Documentation
Everything you need to integrate Soto in under five minutes.
Authentication
Every API call needs a bearer API key in the Authorization header. Create keys in API Keys. Keys are shown once — save them somewhere safe.
POST /v1/embed
Returns a pooled embedding per input string (mean + max + std of chunk summaries → 576 dims). Up to 64 strings per request, up to 8,192 chars each.
curl
curl https://api.soto.dev/v1/embed \
-H "Authorization: Bearer $SOTO_API_KEY" \
-H "Content-Type: application/json" \
-d '{"text": "transfer 500 to my savings account"}'Python
import requests, os
r = requests.post(
"https://api.soto.dev/v1/embed",
headers={"Authorization": f"Bearer {os.environ['SOTO_API_KEY']}"},
json={"text": ["hello world", "another doc"]},
)
print(r.json()) # {"embeddings": [[...], [...]], "dim": 576, "model": "soto-v8"}POST /v1/classify
Top-k intent classification. Currently supports the banking77 task (77-class banking intent). More tasks coming — LoRA adapters let us add new domains without retraining the encoder.
curl
curl https://api.soto.dev/v1/classify \
-H "Authorization: Bearer $SOTO_API_KEY" \
-H "Content-Type: application/json" \
-d '{"text": "transfer 500 to my savings account", "top_k": 3}'JavaScript
const r = await fetch("https://api.soto.dev/v1/classify", {
method: "POST",
headers: {
"Authorization": `Bearer ${process.env.SOTO_API_KEY}`,
"Content-Type": "application/json",
},
body: JSON.stringify({ text: "my card was declined", top_k: 3 }),
});
const { results } = await r.json();
// [{label: "card_declined", score: 0.89}, ...]GET /v1/usage
Current month's inference count and tier limit. Use this to show users their usage or stop calls before you hit your quota.

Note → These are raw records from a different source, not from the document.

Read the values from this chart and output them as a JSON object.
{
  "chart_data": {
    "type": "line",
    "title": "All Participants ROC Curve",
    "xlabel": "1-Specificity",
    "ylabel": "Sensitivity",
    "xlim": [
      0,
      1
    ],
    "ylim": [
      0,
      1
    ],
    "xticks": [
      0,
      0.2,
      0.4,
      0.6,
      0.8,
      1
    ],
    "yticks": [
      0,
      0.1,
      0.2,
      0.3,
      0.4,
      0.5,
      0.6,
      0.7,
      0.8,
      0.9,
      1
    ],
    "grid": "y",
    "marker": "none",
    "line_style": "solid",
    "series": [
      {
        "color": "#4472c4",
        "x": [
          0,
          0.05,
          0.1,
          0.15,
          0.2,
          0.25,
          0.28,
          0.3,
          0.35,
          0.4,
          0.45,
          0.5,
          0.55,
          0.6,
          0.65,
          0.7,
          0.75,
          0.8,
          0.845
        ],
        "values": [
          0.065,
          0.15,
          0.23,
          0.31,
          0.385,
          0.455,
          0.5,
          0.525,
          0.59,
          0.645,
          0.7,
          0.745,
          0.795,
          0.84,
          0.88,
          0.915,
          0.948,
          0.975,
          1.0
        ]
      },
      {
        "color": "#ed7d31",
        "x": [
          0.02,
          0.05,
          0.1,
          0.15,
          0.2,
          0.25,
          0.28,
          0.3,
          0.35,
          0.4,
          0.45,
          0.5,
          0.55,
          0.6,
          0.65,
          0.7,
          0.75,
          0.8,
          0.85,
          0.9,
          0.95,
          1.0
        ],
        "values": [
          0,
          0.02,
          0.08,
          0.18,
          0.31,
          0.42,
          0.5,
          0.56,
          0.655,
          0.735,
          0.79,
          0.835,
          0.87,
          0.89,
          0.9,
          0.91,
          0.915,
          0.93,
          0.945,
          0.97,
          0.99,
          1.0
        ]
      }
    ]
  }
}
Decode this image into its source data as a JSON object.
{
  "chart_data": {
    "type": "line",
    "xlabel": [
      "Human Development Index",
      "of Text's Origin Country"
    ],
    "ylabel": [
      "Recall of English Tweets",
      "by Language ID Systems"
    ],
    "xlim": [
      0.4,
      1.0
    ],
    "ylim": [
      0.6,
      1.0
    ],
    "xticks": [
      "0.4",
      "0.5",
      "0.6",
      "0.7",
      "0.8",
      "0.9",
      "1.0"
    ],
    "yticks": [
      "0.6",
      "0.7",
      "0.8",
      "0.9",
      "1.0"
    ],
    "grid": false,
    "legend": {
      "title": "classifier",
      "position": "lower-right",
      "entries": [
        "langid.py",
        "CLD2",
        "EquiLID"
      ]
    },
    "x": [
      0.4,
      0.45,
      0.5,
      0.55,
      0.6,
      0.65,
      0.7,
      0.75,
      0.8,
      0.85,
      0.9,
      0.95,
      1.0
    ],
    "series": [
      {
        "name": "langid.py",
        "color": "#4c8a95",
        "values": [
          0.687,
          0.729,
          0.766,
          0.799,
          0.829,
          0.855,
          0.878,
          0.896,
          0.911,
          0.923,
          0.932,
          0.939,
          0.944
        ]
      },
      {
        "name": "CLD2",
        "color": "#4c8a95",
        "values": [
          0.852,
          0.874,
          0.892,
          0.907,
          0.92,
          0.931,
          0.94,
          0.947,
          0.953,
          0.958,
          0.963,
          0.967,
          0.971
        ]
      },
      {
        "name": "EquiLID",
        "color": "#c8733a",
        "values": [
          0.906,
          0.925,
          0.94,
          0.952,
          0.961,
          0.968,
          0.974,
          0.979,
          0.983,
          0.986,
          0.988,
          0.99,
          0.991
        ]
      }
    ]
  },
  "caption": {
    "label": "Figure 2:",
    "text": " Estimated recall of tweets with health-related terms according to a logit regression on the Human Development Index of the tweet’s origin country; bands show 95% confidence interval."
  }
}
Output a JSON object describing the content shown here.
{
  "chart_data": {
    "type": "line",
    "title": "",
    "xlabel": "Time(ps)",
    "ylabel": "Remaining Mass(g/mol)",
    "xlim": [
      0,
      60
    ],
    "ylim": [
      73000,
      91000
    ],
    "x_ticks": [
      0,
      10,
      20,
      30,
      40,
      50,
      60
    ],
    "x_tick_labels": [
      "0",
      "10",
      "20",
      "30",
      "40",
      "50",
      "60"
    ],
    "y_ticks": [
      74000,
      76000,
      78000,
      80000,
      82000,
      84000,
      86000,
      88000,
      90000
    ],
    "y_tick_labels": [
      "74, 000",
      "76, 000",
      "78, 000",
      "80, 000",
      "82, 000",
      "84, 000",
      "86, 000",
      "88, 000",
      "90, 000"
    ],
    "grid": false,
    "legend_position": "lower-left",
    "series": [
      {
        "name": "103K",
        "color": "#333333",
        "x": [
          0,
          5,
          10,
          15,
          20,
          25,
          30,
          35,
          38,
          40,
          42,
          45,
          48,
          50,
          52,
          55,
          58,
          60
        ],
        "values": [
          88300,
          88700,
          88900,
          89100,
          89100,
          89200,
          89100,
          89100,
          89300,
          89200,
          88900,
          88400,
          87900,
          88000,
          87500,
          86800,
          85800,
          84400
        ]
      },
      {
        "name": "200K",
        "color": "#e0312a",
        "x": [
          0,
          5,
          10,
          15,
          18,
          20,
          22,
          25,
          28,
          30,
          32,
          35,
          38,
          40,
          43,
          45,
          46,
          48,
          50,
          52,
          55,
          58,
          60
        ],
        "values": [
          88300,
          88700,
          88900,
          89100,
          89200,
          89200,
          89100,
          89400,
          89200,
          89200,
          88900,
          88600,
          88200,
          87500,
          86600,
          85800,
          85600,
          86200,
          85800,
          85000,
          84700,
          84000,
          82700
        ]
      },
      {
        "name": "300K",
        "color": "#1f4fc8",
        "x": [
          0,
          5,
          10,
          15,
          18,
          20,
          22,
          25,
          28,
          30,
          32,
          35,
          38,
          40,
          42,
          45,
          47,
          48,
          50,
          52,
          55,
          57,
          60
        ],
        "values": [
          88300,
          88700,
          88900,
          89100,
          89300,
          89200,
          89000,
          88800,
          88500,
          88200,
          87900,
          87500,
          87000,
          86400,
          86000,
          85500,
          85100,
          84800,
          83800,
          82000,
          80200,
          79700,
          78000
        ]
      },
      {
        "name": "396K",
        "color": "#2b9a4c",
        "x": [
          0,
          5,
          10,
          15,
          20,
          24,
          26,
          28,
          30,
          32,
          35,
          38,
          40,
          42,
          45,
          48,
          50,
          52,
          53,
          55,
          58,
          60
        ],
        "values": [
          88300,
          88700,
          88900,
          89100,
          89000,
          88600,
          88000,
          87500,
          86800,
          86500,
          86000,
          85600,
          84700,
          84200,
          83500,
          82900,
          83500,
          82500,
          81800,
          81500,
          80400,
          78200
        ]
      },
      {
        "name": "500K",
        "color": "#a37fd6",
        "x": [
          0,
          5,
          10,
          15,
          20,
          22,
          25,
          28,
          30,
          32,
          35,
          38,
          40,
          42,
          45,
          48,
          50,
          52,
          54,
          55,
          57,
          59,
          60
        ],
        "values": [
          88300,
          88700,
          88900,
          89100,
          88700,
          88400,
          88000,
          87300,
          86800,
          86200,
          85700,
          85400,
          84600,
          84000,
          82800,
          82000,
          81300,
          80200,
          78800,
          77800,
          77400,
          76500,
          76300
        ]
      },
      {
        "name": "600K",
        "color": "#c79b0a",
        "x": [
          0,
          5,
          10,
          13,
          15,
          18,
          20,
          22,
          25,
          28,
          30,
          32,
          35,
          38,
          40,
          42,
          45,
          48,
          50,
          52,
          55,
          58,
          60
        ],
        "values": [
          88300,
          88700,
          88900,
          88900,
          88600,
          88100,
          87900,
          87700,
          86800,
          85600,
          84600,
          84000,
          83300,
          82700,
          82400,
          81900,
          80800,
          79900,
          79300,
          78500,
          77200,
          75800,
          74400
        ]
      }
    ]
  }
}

curl -H "Authorization: Bearer $SOTO_API_KEY" https://api.soto.dev/v1/usage
# {"tier":"free","month_used":238,"month_limit":10000,"remaining":9762}Rate limits & errors
| Status | Meaning |
|---|---|
| 401 | Missing or revoked API key |
| 400 | Invalid body — see details field |
| 429 | Monthly quota exceeded — upgrade or wait for reset |
| 502 | Inference backend unavailable — retry with backoff |